REG 08.00.10 – Anti-Virus Software Requirements

Authority: Issued by Vice Chancellor for Information Technology.

History: First Issued: July 13, 2004. Last Revised: February 14, 2017.

Related Policies: 
NCSU REG08.00.02 – Computer Use Regulation

Additional References:
NC State Antivirus Resources
Antivirus Exemption Request form 

Contact Info: Vice Chancellor for Information Technology (919-515-0141)

1. Introduction

Viruses, worms and other malicious software can destroy critical or confidential data, compromise security and generate a large volume of network traffic. A small number of infected computers can have a catastrophic effect on NC State’s networked systems and on the University’s ability to perform core business and instructional functions. Therefore, in order to protect the campus computing infrastructure, the University has implemented a requirement for the use of antivirus software.

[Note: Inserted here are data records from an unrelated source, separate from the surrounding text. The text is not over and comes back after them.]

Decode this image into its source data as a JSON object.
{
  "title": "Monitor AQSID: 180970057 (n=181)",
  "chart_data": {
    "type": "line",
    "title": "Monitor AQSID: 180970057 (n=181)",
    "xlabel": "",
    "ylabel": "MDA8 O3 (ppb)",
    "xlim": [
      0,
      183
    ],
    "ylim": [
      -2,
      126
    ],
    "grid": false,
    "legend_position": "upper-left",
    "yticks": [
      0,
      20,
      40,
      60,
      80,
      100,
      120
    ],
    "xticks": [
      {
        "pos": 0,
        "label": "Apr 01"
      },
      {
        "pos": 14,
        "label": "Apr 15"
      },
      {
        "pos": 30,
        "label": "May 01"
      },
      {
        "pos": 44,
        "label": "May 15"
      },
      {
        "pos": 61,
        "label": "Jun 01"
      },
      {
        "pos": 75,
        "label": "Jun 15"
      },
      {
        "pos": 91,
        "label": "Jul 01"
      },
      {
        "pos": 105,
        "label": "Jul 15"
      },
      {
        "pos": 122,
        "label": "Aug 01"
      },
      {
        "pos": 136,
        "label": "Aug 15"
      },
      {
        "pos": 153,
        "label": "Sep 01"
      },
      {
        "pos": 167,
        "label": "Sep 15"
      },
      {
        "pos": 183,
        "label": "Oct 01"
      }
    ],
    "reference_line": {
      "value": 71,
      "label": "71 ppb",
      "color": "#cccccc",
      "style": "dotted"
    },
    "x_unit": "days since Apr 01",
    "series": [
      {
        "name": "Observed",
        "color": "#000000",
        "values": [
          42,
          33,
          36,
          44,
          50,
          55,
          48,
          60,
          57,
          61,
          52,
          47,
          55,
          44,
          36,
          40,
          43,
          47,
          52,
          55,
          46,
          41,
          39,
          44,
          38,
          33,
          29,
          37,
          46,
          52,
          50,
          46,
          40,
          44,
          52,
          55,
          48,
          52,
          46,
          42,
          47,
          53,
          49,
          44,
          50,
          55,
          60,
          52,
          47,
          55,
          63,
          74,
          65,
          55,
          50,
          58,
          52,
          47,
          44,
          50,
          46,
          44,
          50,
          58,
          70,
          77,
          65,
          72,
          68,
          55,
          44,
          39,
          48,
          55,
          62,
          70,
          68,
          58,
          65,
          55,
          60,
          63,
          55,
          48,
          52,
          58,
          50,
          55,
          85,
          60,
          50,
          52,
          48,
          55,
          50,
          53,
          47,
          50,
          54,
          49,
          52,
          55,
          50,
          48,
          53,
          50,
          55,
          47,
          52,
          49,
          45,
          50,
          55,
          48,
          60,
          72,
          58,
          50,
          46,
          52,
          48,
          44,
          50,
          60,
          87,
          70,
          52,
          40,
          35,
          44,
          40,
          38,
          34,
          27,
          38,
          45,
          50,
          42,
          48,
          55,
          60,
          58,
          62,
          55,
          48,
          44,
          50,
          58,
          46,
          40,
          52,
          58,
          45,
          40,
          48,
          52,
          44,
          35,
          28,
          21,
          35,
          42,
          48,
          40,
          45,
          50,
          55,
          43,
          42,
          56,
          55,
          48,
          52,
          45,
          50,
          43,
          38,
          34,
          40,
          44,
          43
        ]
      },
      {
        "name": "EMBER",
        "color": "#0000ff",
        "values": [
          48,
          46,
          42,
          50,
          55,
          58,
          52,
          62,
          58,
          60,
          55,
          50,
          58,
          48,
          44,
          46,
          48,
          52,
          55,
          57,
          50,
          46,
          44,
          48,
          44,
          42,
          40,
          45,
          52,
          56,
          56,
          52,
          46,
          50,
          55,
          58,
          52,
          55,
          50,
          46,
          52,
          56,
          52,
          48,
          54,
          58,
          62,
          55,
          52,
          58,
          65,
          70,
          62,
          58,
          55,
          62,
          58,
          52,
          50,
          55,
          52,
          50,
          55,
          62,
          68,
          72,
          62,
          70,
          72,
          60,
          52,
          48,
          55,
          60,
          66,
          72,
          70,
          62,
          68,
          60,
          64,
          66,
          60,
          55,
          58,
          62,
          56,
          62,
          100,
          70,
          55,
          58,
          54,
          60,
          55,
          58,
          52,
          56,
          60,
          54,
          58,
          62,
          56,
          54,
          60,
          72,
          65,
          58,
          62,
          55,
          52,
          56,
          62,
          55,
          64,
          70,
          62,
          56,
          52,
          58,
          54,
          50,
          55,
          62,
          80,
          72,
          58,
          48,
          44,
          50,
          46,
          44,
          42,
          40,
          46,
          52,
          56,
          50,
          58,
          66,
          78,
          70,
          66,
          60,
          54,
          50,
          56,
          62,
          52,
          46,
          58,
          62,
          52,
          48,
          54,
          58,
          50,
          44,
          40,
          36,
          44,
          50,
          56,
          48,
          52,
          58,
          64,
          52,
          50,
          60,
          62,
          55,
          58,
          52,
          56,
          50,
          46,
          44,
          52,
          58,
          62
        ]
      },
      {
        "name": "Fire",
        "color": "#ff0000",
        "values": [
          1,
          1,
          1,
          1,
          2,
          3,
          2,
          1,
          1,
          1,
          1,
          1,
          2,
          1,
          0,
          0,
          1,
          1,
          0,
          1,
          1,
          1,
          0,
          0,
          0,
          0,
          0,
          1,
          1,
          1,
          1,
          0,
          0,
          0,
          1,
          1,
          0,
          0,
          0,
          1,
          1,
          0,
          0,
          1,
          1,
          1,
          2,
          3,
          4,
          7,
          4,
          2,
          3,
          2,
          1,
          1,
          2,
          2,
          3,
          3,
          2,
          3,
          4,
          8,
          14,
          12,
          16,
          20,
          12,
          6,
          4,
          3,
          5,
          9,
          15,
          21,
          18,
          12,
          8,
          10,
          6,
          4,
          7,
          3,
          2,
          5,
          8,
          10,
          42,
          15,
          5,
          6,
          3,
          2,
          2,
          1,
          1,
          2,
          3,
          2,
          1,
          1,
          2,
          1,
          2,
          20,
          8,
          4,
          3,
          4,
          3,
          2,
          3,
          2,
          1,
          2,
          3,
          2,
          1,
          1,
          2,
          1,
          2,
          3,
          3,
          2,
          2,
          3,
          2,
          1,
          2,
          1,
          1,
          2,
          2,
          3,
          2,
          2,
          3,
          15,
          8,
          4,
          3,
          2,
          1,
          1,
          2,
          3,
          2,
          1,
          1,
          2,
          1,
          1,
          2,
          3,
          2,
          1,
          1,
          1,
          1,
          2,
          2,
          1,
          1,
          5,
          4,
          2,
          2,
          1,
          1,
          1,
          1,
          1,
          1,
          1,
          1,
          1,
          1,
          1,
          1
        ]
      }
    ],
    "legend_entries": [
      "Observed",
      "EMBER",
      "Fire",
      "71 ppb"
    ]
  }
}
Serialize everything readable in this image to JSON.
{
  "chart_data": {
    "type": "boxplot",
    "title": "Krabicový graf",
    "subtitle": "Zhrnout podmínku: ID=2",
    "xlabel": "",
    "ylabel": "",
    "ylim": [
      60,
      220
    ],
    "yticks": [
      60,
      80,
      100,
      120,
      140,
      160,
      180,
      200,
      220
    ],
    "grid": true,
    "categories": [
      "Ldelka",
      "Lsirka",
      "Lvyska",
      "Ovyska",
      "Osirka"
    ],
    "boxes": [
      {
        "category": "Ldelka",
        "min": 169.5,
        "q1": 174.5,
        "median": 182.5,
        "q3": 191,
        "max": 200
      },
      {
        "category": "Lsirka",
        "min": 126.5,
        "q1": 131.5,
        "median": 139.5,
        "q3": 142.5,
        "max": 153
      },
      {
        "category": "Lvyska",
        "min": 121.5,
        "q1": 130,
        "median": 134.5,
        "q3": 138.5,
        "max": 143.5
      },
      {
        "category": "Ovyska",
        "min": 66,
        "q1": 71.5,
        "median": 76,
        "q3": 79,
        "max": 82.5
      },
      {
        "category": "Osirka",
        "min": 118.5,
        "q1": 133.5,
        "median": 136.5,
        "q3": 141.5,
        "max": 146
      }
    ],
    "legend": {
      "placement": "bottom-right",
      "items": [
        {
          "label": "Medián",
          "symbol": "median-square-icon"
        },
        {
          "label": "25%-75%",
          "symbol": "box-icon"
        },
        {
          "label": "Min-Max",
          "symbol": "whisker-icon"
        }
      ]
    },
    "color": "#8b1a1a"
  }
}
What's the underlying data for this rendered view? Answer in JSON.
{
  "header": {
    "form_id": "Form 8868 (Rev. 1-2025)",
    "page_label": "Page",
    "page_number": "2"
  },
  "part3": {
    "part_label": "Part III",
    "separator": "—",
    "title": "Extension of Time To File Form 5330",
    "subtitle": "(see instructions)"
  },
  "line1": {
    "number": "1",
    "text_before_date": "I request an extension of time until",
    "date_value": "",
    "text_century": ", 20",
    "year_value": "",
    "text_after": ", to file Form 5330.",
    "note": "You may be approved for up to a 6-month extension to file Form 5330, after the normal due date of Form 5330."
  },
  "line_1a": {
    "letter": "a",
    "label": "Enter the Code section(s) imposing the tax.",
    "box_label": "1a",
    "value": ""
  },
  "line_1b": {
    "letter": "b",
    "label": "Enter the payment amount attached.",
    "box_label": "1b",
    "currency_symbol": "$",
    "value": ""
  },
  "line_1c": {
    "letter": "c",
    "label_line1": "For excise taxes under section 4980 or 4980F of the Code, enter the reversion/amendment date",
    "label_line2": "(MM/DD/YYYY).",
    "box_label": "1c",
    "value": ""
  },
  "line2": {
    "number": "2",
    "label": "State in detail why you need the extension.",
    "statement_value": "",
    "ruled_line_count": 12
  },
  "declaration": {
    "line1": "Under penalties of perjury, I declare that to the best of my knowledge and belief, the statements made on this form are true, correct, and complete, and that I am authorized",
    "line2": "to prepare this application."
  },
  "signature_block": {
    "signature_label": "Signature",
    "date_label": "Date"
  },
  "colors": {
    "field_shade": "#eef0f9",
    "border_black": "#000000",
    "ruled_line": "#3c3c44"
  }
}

NC State faculty, staff and students are required to have up-to-date antivirus software installed and operational on all personally-owned or University-owned computers connected to the campus network. The antivirus protection may be provided by the operating system vendor or be an approved alternative. Approved antivirus software recommendations and requirements are available from the NC State Antivirus Resources web site.

2. Requirement and Responsibilities

2.1 All computers, including those that are personally owned, that connect to the campus network via the NC State wireless network (Nomad and Eduroam) or connecting via NC State’s VPN service, must run up-to-date, approved operating system antivirus protection as defined on the NC State Antivirus Resources website. All students, including residence hall occupants, are subject to this regulation.

2.2 Installation, troubleshooting and maintenance of antivirus software are the responsibility of all persons having administrative privileges on computer(s) connecting to the campus network.

2.3 If a specific computer or group of computers requires an exemption to this requirement, an Antivirus Exemption Request form must be submitted for approval. However, administrators should be aware of the risk to their systems and data should a virus infection occur. It is recommended they acquire and install antivirus software to mitigate these risks. If needed, users should consult with other local computer administrators or the OIT Security & Compliance Group for guidance in making this decision.

2.3.1 Individuals and groups may receive an exemption from the University mandated antivirus software requirement if the need for an exemption is supported by both the unit IT Director and approved by the Security Technology Working Group of the Security & Compliance Governance Individuals or groups requesting an exemption must submit justification to the Chair of the Security Technology Working Group via the Antivirus Exemption Request form. The request must describe the necessity for an exemption and specify what alternate protections are in place. This exemption only applies to the computer(s) specified in the exemption request. Computer users receiving an exemption are still subject to all other aspects of the Computer Use Regulation.

2.4 This regulation does not preclude units from implementing a more stringent requirement.

3.   Non-compliance and Violations

Violations of this antivirus regulation will be handled in accordance with the Computer Use Regulation. Violations may result in the computer being blocked from the network if it is causing a security or performance impact on the campus network. Computers will not be unblocked until the machine is cleaned and brought into compliance. In addition, users may be disciplined in accordance with Section 5 of the Computer Use Regulation.